Des pèlerins iraniens affluent en Irak, un défi aux jihadistes
Des centaines de milliers de pèlerins iraniens se pressent en Irak pour les célébrations chiites de l’Arbaïn, poussés cette année non seulement par la foi, mais aussi par l’envie de défier les jihadistes sunnites de l’Etat islamique.
Les services de sécurité irakiens, eux, redoutent que l’affluence de pèlerins chiites sur les route offre aux combattants de l’EI, qui se sont emparés depuis juin de pans entiers de l’Irak, des cibles faciles.
Quelques récentes victoires, notamment à Jurf al-Sakr, ont cependant permis de sécuriser une partie des routes qui mènent à Kerbala, au sud-ouest de Bagdad, à environ 150 km de la frontière avec l’Iran.
Hussein Rahimi vient de passer la frontière, son passeport décoré d’un autocollant de l’ayatollah Khamenei vierge de tout visa. Mais plus que les 80 dollars d’économie, c’est l’appel du leader religieux qui l’a convaincu de faire le voyage.
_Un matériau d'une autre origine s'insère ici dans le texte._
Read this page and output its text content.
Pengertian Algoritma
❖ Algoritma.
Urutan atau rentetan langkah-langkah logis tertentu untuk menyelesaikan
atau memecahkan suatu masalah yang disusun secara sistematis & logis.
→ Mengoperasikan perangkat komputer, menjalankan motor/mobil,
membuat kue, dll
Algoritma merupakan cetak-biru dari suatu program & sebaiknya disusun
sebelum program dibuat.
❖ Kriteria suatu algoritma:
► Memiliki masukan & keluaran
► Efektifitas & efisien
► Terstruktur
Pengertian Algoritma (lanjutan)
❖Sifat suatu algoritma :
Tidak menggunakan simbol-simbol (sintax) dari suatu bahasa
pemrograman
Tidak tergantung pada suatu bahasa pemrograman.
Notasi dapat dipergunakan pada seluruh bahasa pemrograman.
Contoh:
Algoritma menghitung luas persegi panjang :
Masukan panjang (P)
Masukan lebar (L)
"Nous sommes venus à son appel", explique-t-il. "Nous voulons faire passer le message que nous obéirons toujours à la marjaïa (la haute autorité religieuse des chiites) et que nous sommes prêts à combattre les terroristes ici et maintenant".
Bandeau vert sur le front, Ali Akbar Ridhaie renchérit: "Nous sommes venus pour montrer notre présence ici, en Irak".
Le pèlerinage de l’Arbaïn, l’un des plus grands rassemblement religieux au monde, commémore la mort en 680 de l’imam Hussein, petit-fils de Mahomet, qui est suivie par un deuil de quarante jours s’achevant le 13 décembre.
– Empressement à la frontière –
Des millions de fidèles se rendent pour l’occasion dans la ville sainte chiite de Kerbala, dans le centre de l’Irak.
Des milliers d’Iraniens y participent chaque année, convoyés en bus depuis l’Iran. Mais cette année, leur nombre a doublé. Déjà 750.000 pèlerins iraniens sont arrivés en Irak, selon Said Ohadi, un responsable iranien cité par l’agence Irna.
Le vice-gouverneur de la province irakienne de Wasit, frontalière de l’Iran, a déclaré attendre 1 million de pèlerins iraniens.
Et les gardes frontières ont été dépassés.
Samedi, les quelques traducteurs employés à la frontières ont été avalés par la foule, laissant le général Ali Tamuz, responsable militaire du point de passage de Zurbattiyah, se débrouiller avec le seul mot farsi de son vocabulaire: "beshin" (asseyez-vous).
"Cela marchait assez bien, jusqu’à ce qu’un collègue de la police ne vienne aider. Il a essayé un autre mot, mais cela voulait dire +venez+", raconte-t-il dans un grand éclat de rire.
"Lorsqu’ils ont entendus ça, les pèlerins se sont tous levés, la barrière a été cassée et les choses sont devenues incontrôlables", ajoute le général, dont la bonne humeur n’est pas perturbée par les bleus et quelques côtes fêlées qui témoignent de l’empressement des pèlerins.
Les autorités iraniennes, qui aident Bagdad dans sa lutte contre les jihadistes de l’EI, ont de leur côté salué l’arrivée des pèlerins iraniens.
Leur venue "est un symbole de la coopération et de l’union entre nos deux pays", a déclaré le ministre iranien des Affaires étrangères, Mohammad Javad Zarif après une rencontre à Téhéran avec son homologue irakien Ibrahim al-Jaafari.